I have been extremely fortunate throughout my career as an artist, to pursue whatever I want to. That is, unless I need money! But when it comes to the money part, I find it almost amusing to consider systems of evaluation.
When one is engaged in a craft based art, a frequent question becomes, “How long did it take you to make that?” With the idea more time spent, the more value obtained, rather like the electrician’s bill.
But here is the thing. The craft is essential, a mark of something finely considered, made via a deep experience with methods and materials. It has value, unless you compare it with goods made in China or other competitive places and sold en masse at low cost outlets.
Your average audience is not equipped to contemplate the difference between skillfully (albeit hastily) stitched pretty things, and your MFA differentiated specialty. Your loss.
When I speak to folks about why some of my work is so relatively expensive (heck, I am not world famous like Mr Picasso), I can only offer up what my vision of art is.
Art is the magic. It is whatever helps the maker to transcend everyday vision into something so meaningful that it takes your breath, or it reiterates your dreams, or it projects you to a different dimension of being.
Your questioner, then, can base her decision as to whether or not to purchase based on any of the following:
how long it took you to make it. This must inevitably be valued at less than her own hourly value at her profession.
or, the relative value of the materials you used (not silk? Why not?)
or, trend. (Sigh)
or, the near orgasmic experience of looking into a world which has real meaning to her (regardless of artist’s intent!)

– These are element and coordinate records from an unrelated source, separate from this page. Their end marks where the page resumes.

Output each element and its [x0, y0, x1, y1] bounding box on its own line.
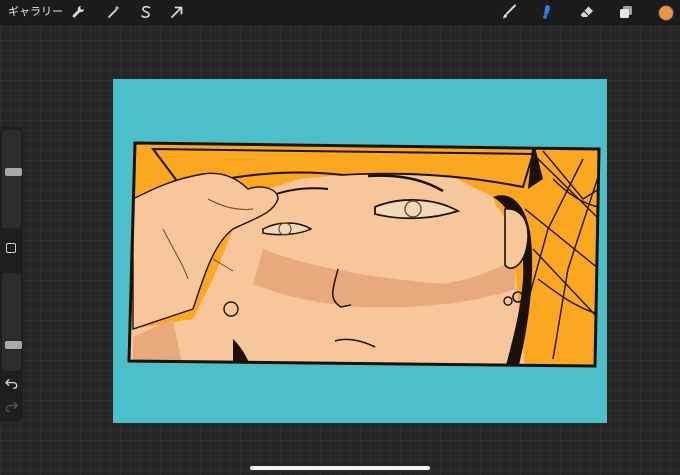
- actions-wrench-button[interactable]: [69, 3, 87, 21]
- redo-icon[interactable]: [4, 399, 19, 414]
- transform-arrow-icon: [171, 6, 183, 18]
- left-sidebar: [0, 127, 23, 422]
- wrench-icon: [72, 5, 85, 18]
- layers-icon: [620, 6, 632, 18]
- layers-button[interactable]: [617, 3, 635, 21]
- transform-button[interactable]: [168, 3, 186, 21]
- brush-size-slider[interactable]: [2, 130, 22, 228]
- drawing-canvas[interactable]: [113, 79, 607, 423]
- magic-wand-icon: [108, 5, 120, 18]
- opacity-thumb[interactable]: [5, 341, 22, 349]
- home-indicator: [250, 466, 430, 470]
- selection-button[interactable]: [137, 3, 155, 21]
- smudge-icon: [542, 5, 550, 19]
- modify-square-icon[interactable]: [6, 243, 16, 253]
- color-picker-button[interactable]: [658, 5, 674, 21]
- eraser-icon: [580, 6, 593, 17]
- artwork-illustration: [127, 141, 601, 368]
- gallery-button[interactable]: ギャラリー: [8, 4, 63, 20]
- eraser-tool-button[interactable]: [578, 3, 596, 21]
- selection-s-icon: [141, 5, 151, 18]
- brush-tool-button[interactable]: [500, 3, 518, 21]
- top-toolbar: ギャラリー: [0, 0, 680, 25]
- undo-icon[interactable]: [4, 376, 19, 391]
- opacity-slider[interactable]: [2, 273, 22, 371]
- brush-icon: [503, 4, 516, 19]
- brush-size-thumb[interactable]: [5, 168, 22, 176]
- adjustments-wand-button[interactable]: [105, 3, 123, 21]
- smudge-tool-button[interactable]: [537, 3, 555, 21]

I write this tonight as I am spending time stitching closed sachets, made of fabric digitally printed to my own design, derived from highly labor intensive tapestries, and stuffing them full of glorious dried lavender. Deep pleasure in the making. Hardly worthwhile to make, based on cost of materials and minimum wage. Selling at $20 each, a huge expense, and a relative loss. I am paying you to buy them: the scent is true glory and magic.
I am with you all the way, Laura.
So well expressed! But you forgot to mention the joy of walking into a room and seeing the brilliant burst of color you have brought to it, the transportation you give us to a world of brightness and whimsey and play. For that I am eternally grateful. Thank you, Laura!
I agree. Your items are beautiful and are well worth your asking price.